PEMDA DIMINTA MEMBUAT KEBIJAKAN SELARAS DENGAN PUSAT - Jokowi: RI Bersyukur Ekonomi Tumbuh 5%

Jakarta-Presiden Jokowi mengatakan, situasi ekonomi dunia sekarang ini masih betul-betul pada posisi yang sangat sulit. Meski demikian, menurut Presiden, Indonesia patut bersyukur karena pertumbuhan ekonomi masih di atas 5%. Untuk itu, pemerintah daerah diminta membuat kebijakan yang sejalan dengan pemerintah pusat.

NERACA

"Saya kira kita patut bersyukur ekonomi kita masih bisa tumbuh lima persen lebih sedikit. Itu sudah saya kira patut kita syukuri,” ujar Jokowi, saat bersilaturahmi dengan para Bupati  di Istana Kepresidenan Bogor, Kamis (5/7).

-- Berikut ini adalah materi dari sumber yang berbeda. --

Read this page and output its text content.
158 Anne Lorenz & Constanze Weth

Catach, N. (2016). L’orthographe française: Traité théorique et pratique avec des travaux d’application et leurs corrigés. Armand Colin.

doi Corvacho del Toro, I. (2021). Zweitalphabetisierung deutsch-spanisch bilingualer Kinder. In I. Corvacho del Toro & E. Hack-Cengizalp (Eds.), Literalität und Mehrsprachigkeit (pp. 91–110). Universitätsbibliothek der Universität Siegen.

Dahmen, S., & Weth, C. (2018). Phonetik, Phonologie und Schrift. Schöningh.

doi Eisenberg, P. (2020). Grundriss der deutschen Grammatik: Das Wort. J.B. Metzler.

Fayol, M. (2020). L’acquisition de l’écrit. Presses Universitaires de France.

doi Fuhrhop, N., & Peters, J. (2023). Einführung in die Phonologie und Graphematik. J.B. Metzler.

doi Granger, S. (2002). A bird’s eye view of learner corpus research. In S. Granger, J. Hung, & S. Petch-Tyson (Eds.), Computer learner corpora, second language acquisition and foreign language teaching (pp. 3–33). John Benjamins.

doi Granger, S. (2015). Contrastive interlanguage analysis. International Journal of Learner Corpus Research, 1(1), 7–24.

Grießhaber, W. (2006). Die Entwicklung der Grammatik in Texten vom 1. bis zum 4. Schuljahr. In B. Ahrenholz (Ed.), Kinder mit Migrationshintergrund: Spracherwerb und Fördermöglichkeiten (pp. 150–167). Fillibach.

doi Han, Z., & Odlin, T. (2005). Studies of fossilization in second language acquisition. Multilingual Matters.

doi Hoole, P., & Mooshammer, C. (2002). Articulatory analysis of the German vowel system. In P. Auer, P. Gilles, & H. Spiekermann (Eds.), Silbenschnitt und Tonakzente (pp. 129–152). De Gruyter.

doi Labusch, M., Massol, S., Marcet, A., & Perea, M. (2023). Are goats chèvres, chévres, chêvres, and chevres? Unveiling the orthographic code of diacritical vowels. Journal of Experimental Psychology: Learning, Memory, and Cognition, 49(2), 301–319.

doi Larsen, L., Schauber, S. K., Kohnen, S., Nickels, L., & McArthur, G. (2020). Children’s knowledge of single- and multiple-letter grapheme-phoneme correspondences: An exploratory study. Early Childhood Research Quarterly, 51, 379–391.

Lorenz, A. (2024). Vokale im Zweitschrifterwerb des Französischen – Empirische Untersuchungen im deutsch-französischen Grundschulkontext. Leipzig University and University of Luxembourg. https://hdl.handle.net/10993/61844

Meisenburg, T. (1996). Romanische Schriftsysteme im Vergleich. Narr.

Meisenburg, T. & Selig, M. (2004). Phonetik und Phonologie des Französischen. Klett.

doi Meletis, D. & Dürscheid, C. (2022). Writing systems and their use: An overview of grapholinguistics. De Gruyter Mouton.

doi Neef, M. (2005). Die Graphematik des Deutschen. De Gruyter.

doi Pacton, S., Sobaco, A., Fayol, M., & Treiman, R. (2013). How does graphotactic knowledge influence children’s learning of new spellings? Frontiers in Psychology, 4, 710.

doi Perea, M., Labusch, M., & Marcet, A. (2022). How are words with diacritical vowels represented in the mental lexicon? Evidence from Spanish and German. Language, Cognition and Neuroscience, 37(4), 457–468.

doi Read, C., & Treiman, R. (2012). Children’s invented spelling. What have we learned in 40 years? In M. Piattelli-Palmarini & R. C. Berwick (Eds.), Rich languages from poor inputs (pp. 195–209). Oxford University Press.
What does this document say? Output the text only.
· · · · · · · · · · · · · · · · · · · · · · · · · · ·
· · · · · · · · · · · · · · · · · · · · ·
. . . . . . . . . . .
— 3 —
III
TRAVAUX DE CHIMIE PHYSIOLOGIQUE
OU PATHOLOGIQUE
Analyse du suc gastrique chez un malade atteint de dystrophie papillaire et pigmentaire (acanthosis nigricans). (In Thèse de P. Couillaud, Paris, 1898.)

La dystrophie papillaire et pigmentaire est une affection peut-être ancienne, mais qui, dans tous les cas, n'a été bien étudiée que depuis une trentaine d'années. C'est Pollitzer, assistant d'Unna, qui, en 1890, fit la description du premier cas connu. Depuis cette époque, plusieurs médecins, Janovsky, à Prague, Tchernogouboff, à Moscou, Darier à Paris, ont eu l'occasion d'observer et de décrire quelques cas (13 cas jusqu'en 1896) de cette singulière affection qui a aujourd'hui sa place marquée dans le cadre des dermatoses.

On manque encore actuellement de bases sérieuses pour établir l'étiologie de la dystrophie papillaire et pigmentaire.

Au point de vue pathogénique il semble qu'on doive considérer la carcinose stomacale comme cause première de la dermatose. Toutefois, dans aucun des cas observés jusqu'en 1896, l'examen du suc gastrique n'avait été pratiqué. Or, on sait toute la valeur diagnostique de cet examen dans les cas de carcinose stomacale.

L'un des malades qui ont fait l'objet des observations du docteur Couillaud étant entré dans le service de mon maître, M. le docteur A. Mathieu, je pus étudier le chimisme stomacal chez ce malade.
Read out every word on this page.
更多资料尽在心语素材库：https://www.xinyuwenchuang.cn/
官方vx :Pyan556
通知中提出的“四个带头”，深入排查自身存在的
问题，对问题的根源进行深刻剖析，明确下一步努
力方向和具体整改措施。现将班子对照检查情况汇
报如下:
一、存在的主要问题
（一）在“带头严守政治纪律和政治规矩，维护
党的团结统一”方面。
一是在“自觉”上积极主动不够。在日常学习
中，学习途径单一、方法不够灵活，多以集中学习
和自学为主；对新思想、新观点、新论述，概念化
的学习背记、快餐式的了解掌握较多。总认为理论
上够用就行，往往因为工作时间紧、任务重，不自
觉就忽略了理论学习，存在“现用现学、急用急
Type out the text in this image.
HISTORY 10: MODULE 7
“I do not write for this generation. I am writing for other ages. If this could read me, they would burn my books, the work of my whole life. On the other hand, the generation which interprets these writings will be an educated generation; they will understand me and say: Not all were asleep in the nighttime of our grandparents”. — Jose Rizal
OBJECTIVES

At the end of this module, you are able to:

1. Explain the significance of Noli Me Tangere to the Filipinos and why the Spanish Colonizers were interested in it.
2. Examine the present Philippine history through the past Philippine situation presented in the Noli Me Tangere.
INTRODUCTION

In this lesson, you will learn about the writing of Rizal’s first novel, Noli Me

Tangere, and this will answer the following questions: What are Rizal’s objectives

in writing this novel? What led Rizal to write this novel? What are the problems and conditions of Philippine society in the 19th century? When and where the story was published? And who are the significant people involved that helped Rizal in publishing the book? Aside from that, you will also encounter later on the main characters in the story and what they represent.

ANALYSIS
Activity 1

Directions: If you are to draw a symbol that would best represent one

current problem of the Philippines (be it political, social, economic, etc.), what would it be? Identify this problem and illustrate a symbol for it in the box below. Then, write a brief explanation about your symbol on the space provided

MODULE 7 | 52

Presiden membandingkan dengan negara-negara lain yang besar seperti China yang turun dari 11% jadi 10%, sekarang langsung turun ke posisi 6,5%.  “Betul-betul sebuah proses yang berat," ujarnya. Sebelumnya saat mengawali pengantarnya, Jokowi mengatakan, pertemuannya dengan Bupati yang dilakukan dalam beberapa gelombang agar jumlahnya tidak terlalu besar sengaja dilakukan dengan harapan agar lebih bebas untuk menyampaikan hal-hal yang berkaitan dengan pemerintahan di daerah.

Jokowi menegaskan keinginannya agar pemerintah pusat, provinsi, dan kabupaten betul-betul satu garis lurus. Setiap kebijakan yang ada di pemerintah pusat dapat dikerjakan secara sinergi bersama-sama antara pemerintah pusat dan kabupaten.

Kepala Negara kemarin memanggil 23 bupati ke Istana Kepresidenan Bogor. Kepada kepala daerah tersebut, Jokowi memberikan arahan agar program kerja di tingkat kabupaten sinergi dengan pemerintah pusat. "Kita ingin agar pemerintah pusat, pemerintah provinsi, pemerintah kabupaten ini betul-betul satu garis lurus. Dan setiap kebijakan-kebijakan yang ada di pemerintahan pusat bisa dikerjakan secara sinergi bersama-sama antara pemerintah pusat dan pemerintah kabupaten," kata Jokowi seperti dikutip laman Setkab.

Menurut Jokowi, para kepala daerah patut bersyukur pertumbuhan ekonomi Indonesia masih berada pada level 5%. Di tengah ketidakpastian situasi ekonomi dunia, perekonomian Indonesia dianggap masih stabil. Dia membandingkan pertumbuhan ekonomi Indonesia dengan negara-negara besar di dunia, seperti China yang saat sedang anjlok.

Dalam pertemuan tersebut, hadir antara lain Bupati Bantul Sumarsono, Bupati Zepara Marzuki, Bupati Kep Miranti Irwan, Bupati Buton Utara Abu Hasan, Bupati Sidoarjo Saiful Ilah, Bupati Karanganyar Juliyatmono, Bupati Musi Rawas Hendra Gunawan, Bupati Kendal Mirna Anisa, Bupati Lombok Utara, dan Najmul Akhyar.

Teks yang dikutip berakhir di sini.